Date: 2011-07-23 04:23 pm (UTC)
joyeuce: (Default)
From: [personal profile] joyeuce
What came to my mind, because it's what I've been rehearsing all week (Radio 3, Sunday, 7.30 pm, should you be interested), is Verdi's Requiem. The last movement is all set for a big dramatic ending - and then, about 20 bars from the end (two pages in the vocal score), it all collapses into broken pleading - which I suppose isn't a complete shock, as we've had a certain amount of that earlier in the work, but placed there, it's unexpected. I think. I know this piece too well!

(no subject)

Date: 2011-07-23 08:00 pm (UTC)
From: [identity profile] steepholm.livejournal.com
Yes, that would seem to fit the bill - thank you!

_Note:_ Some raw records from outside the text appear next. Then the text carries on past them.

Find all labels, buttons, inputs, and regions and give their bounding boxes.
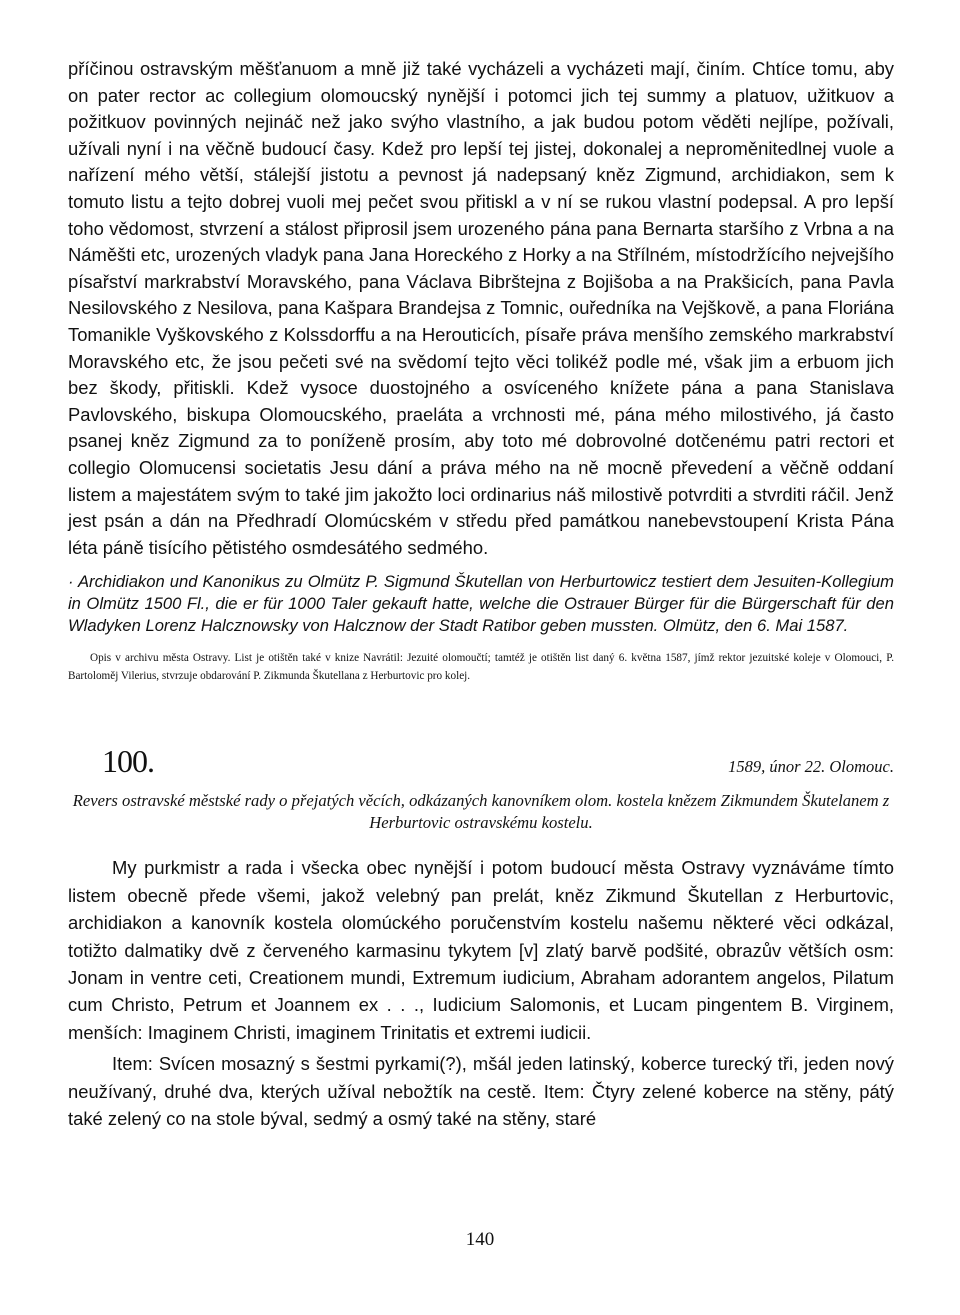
- document-paragraph-2: Item: Svícen mosazný s šestmi pyrkami(?), mšál jeden latinský, koberce turecký tři, jeden nový neužívaný, druhé dva, kterých užíval nebožtík na cestě. Item: Čtyry zelené koberce na stěny, pátý také zelený co na stole býval, sedmý a osmý také na stěny, staré: [68, 1053, 894, 1129]
- book-page: [68, 56, 894, 1132]
- document-regest: Revers ostravské městské rady o přejatých věcích, odkázaných kanovníkem olom. kostela knězem Zikmundem Škutelanem z Herburtovic ostravskému kostelu.: [72, 791, 890, 833]
- document-paragraph-1: My purkmistr a rada i všecka obec nynější i potom budoucí města Ostravy vyznáváme tímto listem obecně přede všemi, jakož velebný pan prelát, kněz Zikmund Škutellan z Herburtovic, archidiakon a kanovník kostela olomúckého poručenstvím kostelu našemu některé věci odkázal, totižto dalmatiky dvě z červeného karmasinu tykytem [v] zlatý barvě podšité, obrazův větších osm: Jonam in ventre ceti, Creationem mundi, Extremum iudicium, Abraham adorantem angelos, Pilatum cum Christo, Petrum et Joannem ex . . ., Iudicium Salomonis, et Lucam pingentem B. Virginem, menších: Imaginem Christi, imaginem Trinitatis et extremi iudicii.: [68, 857, 894, 1043]
- document-number: 100.: [102, 743, 154, 780]
- archive-note: Opis v archivu města Ostravy. List je otištěn také v knize Navrátil: Jezuité olomoučtí; tamtéž je otištěn list daný 6. května 1587, jímž rektor jezuitské koleje v Olomouci, P. Bartoloměj Vilerius, stvrzuje obdarování P. Zikmunda Škutellana z Herburtovic pro kolej.: [68, 652, 894, 683]
- document-header: [68, 743, 894, 780]
- document-date-place: 1589, únor 22. Olomouc.: [728, 757, 894, 777]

They keep trailing Verdi's Requiem on Radio 4, and it's hard to avoid the impression (as with Carmina Burana and the Enigma Variations) that there's only one memorable passage in it, but I'm sure that's not the case.

(no subject)

Date: 2011-07-23 08:54 pm (UTC)
joyeuce: (Default)
From: [personal profile] joyeuce
I bet I know which bit they're trailing - the big crashing opening to the Dies Irae, by any chance? That's fun, but it does have other wonderful moments; the Tuba Mirum is just as exciting (but only comes once). It's not my favourite requiem - Brahms and Mozart both beat it hollow - but the last movement gives me the shivers (in a good way!).

(no subject)

Date: 2011-07-24 10:00 pm (UTC)
ext_14294: A redhead an a couple of cats. (Default)
From: [identity profile] ashkitty.livejournal.com
This is completely off topic, but I shall be in your neck of the woods this week (is that an annoying Americanism? I am not sure), if you fancy meeting for a coffee or something. Conferencing, but I expect there will be moments to sneak off here and there!

(no subject)

Date: 2011-07-29 11:46 pm (UTC)
From: [identity profile] papersky.livejournal.com
Evelyn Waugh's "Work Suspended" in which some typical Waugh characters are hilariously trying to buy a house while falling in love with the wrong people when suddenly WWII falls on their heads.

(no subject)

Date: 2011-07-30 07:36 am (UTC)
From: [identity profile] steepholm.livejournal.com
I've not read that one, but it sounds as if it fits the bill perfectly.

(no subject)

Date: 2011-08-07 04:30 pm (UTC)
From: [identity profile] tekalynn.livejournal.com
Coming to this a bit late, but Manoel de Oliveira's Um filme falado (A Talking Picture) seems to fit the bill. There are three completely unsignaled switches of genre in the movie, and the ending really comes out of nowhere.

Spoiler:

Fifty minutes of travelogue/infodump, thirty minutes of refined tabletalk, and ten minutes of "There's a bomb on board!" followed by the mother and daughter getting blown up. Huh?

(no subject)

Date: 2011-08-08 09:27 am (UTC)
From: [identity profile] steepholm.livejournal.com
That sounds a strange film in all kinds of ways! Thanks for the tip.